Nothing pleases me more than punching holes in paper out on the range, but let’s face it, shooting isn’t cheap. Between range fees, ammunition and targets, a few hours can easily creep towards $50 or more. Always on the lookout for training tools to add to my arsenal and save me a few bucks on the range, I came across the SIRT by Next Level Training.
Unlike other laser training tools that rely on a laser insertion into the chamber of a firearm the Shot Indicating Resetting Trigger, or SIRT for short, is a standalone unit. Sporting a red and black polymer build the SIRT is modeled after a Glock 17. It looks the part too. I’ve had plenty of range masters mistake it for a modified Glock.
Anytime we talk a polymer build there’s always the question of durability. Does it look and feel like a toy gun? The answer is no. The SIRT is solid. My SIRT has hit the floor many times through training and general mishaps. It’s still going strong. In fact, I have dropped it on concrete and it looks the same as it did the day it came out of the box. No marks whatsoever. In short, if you’re looking for a good force-on-force training aide, this is it. You can throw it, drop it and knock it around. It’s still going to work. Think of it as the Glock of the laser world.

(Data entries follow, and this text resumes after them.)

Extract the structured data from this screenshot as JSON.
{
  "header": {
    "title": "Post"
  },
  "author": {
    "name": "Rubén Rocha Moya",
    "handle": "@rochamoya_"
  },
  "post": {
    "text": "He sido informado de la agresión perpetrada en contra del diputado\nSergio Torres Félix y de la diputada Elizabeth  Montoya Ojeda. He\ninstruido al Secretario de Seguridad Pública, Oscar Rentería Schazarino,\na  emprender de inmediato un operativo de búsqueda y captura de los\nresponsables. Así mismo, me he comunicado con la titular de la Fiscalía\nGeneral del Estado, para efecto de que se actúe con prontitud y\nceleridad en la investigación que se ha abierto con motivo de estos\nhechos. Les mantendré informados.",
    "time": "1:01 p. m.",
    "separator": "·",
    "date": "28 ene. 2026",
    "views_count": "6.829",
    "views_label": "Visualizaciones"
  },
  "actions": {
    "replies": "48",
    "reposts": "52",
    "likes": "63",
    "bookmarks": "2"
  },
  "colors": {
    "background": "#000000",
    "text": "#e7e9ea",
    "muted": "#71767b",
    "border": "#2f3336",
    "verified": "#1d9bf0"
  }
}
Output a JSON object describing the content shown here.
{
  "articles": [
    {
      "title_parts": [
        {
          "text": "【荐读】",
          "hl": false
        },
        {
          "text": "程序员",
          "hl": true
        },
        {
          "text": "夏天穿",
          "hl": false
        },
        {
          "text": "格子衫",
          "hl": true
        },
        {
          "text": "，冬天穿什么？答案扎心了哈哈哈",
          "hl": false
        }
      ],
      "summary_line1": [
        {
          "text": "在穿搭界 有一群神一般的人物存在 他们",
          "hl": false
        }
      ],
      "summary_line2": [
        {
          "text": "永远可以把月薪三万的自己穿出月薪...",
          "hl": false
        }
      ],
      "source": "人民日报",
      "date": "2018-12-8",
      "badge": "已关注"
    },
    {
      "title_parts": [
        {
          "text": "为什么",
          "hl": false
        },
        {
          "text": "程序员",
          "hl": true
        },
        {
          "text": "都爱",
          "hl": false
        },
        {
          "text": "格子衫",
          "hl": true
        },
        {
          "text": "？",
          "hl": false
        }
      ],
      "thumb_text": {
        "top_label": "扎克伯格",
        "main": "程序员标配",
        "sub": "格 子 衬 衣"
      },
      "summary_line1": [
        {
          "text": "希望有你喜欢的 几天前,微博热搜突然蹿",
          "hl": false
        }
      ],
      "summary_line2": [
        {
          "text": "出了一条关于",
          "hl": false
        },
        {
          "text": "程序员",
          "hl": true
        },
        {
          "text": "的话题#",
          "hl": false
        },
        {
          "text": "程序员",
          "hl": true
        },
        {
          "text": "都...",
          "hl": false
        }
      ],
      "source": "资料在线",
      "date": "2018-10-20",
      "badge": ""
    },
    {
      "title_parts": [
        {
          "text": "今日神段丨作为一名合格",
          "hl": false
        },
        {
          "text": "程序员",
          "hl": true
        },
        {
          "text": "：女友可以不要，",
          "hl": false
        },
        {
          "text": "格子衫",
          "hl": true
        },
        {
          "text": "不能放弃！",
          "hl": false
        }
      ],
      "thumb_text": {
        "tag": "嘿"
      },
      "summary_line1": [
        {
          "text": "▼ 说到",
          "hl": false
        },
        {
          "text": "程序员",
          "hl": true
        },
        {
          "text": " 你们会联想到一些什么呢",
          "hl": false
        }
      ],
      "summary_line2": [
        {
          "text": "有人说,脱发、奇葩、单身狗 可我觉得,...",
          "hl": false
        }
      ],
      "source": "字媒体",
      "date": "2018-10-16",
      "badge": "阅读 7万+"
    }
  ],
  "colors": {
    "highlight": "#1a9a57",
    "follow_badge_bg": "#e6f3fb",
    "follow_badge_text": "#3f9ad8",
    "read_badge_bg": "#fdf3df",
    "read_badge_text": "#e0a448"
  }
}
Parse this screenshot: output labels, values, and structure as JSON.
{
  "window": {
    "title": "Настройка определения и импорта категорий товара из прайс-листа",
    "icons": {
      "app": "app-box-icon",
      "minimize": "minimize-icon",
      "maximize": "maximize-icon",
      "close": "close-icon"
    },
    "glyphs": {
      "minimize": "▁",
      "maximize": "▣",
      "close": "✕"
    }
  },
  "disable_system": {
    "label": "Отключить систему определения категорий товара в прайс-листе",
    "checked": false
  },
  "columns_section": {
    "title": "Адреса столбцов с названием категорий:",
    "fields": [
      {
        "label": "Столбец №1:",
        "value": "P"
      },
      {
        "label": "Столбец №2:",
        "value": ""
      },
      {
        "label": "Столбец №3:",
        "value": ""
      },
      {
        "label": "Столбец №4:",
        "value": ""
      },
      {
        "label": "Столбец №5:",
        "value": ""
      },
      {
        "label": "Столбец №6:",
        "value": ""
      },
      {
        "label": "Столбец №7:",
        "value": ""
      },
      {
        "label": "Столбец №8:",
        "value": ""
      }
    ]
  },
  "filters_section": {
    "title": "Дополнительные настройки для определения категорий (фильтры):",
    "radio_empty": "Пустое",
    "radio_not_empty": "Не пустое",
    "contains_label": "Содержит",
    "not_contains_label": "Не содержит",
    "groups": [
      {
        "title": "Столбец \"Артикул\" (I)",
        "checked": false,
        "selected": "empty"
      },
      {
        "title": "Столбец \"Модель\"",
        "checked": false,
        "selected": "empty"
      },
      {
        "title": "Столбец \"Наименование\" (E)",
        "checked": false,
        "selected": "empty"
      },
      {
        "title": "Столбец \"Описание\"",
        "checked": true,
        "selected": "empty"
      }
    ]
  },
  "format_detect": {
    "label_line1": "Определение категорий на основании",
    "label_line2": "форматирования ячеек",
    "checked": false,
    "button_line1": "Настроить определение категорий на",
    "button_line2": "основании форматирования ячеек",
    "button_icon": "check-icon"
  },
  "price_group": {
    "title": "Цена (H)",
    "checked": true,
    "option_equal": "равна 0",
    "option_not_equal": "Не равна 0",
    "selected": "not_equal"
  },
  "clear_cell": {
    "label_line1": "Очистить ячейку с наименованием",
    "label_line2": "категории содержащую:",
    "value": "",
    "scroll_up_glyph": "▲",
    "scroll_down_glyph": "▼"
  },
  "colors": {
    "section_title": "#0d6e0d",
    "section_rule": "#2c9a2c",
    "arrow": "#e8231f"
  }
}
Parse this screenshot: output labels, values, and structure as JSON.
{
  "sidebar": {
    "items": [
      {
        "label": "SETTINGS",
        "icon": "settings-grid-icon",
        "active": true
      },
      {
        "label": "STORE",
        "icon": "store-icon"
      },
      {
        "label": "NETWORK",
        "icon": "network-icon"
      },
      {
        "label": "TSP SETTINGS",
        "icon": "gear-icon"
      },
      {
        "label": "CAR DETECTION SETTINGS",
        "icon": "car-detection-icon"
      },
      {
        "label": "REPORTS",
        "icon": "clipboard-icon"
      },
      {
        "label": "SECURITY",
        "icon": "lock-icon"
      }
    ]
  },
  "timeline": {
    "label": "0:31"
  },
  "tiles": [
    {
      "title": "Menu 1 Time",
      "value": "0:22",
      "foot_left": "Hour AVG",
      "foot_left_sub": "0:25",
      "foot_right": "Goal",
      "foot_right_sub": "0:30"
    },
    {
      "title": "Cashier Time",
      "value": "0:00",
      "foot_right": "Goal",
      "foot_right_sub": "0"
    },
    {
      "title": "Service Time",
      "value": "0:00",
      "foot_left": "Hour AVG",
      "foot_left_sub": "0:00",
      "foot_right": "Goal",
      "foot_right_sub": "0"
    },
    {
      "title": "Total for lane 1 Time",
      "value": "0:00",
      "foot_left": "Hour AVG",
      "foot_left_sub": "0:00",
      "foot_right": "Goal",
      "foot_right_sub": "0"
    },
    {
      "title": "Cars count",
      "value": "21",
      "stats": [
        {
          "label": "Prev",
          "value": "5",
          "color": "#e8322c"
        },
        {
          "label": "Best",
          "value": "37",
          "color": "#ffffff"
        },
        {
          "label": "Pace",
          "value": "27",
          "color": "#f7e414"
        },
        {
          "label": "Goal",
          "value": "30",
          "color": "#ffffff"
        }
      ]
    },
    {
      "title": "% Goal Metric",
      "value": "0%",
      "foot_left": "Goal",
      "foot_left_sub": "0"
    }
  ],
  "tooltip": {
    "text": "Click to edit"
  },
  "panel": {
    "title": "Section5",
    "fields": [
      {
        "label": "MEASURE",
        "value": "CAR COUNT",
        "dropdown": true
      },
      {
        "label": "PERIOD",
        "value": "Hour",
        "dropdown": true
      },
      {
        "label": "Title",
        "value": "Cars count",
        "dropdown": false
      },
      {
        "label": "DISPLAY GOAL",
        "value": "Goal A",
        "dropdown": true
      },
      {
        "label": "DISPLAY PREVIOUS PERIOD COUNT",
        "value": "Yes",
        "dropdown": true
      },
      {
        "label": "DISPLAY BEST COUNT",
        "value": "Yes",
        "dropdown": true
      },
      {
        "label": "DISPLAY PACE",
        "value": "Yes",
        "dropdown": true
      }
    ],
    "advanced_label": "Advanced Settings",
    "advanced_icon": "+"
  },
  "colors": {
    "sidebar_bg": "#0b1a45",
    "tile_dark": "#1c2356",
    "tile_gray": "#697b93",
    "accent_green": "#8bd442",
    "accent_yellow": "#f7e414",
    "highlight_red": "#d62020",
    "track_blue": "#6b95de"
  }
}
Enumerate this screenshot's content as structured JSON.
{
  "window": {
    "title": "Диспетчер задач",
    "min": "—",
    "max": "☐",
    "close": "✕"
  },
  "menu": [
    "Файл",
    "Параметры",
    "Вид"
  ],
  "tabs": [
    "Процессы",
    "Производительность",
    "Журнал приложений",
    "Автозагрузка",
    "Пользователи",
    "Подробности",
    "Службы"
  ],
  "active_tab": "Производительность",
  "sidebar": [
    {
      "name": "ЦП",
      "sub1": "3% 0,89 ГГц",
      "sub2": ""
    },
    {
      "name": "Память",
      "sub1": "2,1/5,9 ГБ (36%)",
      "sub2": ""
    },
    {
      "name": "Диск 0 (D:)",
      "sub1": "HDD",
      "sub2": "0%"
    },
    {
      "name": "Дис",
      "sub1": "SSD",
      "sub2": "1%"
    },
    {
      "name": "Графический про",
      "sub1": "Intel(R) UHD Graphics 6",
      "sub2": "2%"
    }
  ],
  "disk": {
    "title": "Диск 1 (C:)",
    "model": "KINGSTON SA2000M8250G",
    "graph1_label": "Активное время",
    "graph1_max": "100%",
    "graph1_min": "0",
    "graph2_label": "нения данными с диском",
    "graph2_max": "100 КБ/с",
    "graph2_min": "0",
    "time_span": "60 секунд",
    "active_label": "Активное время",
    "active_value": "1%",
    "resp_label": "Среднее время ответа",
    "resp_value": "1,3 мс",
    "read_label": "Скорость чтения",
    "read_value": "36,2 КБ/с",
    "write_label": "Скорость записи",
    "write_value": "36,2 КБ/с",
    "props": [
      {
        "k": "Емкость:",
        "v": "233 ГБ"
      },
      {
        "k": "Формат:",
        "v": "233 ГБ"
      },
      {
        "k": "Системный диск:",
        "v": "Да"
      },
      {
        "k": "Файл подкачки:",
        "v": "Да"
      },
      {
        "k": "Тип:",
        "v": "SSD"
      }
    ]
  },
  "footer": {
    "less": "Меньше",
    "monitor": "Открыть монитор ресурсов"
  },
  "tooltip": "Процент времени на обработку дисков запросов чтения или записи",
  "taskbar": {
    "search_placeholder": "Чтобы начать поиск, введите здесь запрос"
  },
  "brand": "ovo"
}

Speaking of lasers, the SIRT comes equipped with two. One is a standard shot indicator laser. This simply tells you where your shot landed when you pulled the trigger. The second is a take-up indicator that reports steadiness prior to the trigger pull. Bad habits such as improper grip, anticipating recoil and slapping the trigger can easily be identified with the indicator engaged.
The shot indicating laser does sometimes drift, especially after a big fall, but is easily realigned using the included adjustment tool. Out of the two, I find the take-up laser to be the one I adjust the most. When instructing, I prefer to set this indicator to a position where the students can’t readily see it but I can. When training on my own, I prefer the take-up in a position that is easy for me to see. The adjustment tool is included with the SIRT. Simply insert the tool into the holes on either side of the SIRT and turn until the lasers are in the configuration you want.
Similar to a real pistol, it comes with a magazine release. The SIRT’s is located on the left side of the grip. Within thumb reach, it’s very easy to manipulate one handed. The mag release does function and ejects a weighted SIRT magazine. Though out of the box it comes with one magazine, I highly suggest investing in at least one or two more. Made out of a durable rubber, these magazines are tough and perfect for practicing speed or tactical reloads. There’s no telling how many times the three mags I own have hit concrete, dirt, hardwood, and carpet. Despite the abuse; there are no visible signs of wear.
Another little feature the SIRT sneaks into its design is a front rail. Perfect for room clearing or low light practice, a flashlight can attach to the SIRT. Be mindful, though. Despite having a Glock as its model it is not a 100-percent reproduction. Some accessories will not fit. Though not a deal breaker for most, it could present a challenge for those that want to practice with a certain set-up.
While the SIRT has a lot going for it, there was one area I wasn’t so keen on – the sights. The rear sight was okay but the front sight was difficult to see. Eventually, I added some green sight paint to the rear and orange to the front sight to give them some pop. This addition was all it took to get sight visibility where I needed them.
I own several LaserLyte laser cartridges and have relied on them in the past to practice drawing with my concealed carry weapons. These cartridges are useful, especially when you want to run your own gun, but for those of us using striker fired guns racking the slide to reset the pin can be a pain. This is where the SIRT really excels. It features an automatic trigger reset so anytime you pull the trigger it “fires” the laser.The trigger comes factory set like a Glock 17 trigger, but you aren’t limited to that setting.
The trigger is also adjustable so you can dial in the exact feel you want. I personally was satisfied with the trigger so I opted to leave mine as is, but it is nice to have the adjustable option. In terms of training, the SIRT is incredibly useful on practice days when accuracy is the focus. You can pull the trigger again and again and really focus on shot placement.
The SIRT definitely helps with home-based training, but don’t count it out on the range. I’ve used it plenty of times while out shooting alongside my firearms. The biggest advantage is being able to use at ranges that disallow drawing from a holster or shooting from unusual positions. I also find myself running it prior to my real firearm for extra practice before real rounds go down range.
Though I do use the SIRT as a personal gun trainer, it also comes in handy while teaching. As an instructor, the simplicity of the SIRT can’t be beat. Again, laser cartridges have their place in the training world, but I find myself grabbing for the SIRT first when dealing with a student who is struggling to master grip or marksmanship. Even when teaching advanced courses with seasoned shooters and competitors, the SIRT still proves useful with that instant feedback.
Easily accounting for about six trips to the range, the SIRT quickly makes up for its $200-price tag. True, no laser is going to replace live fire exercises, but, the SIRT proves to be a useful addition to a training arsenal.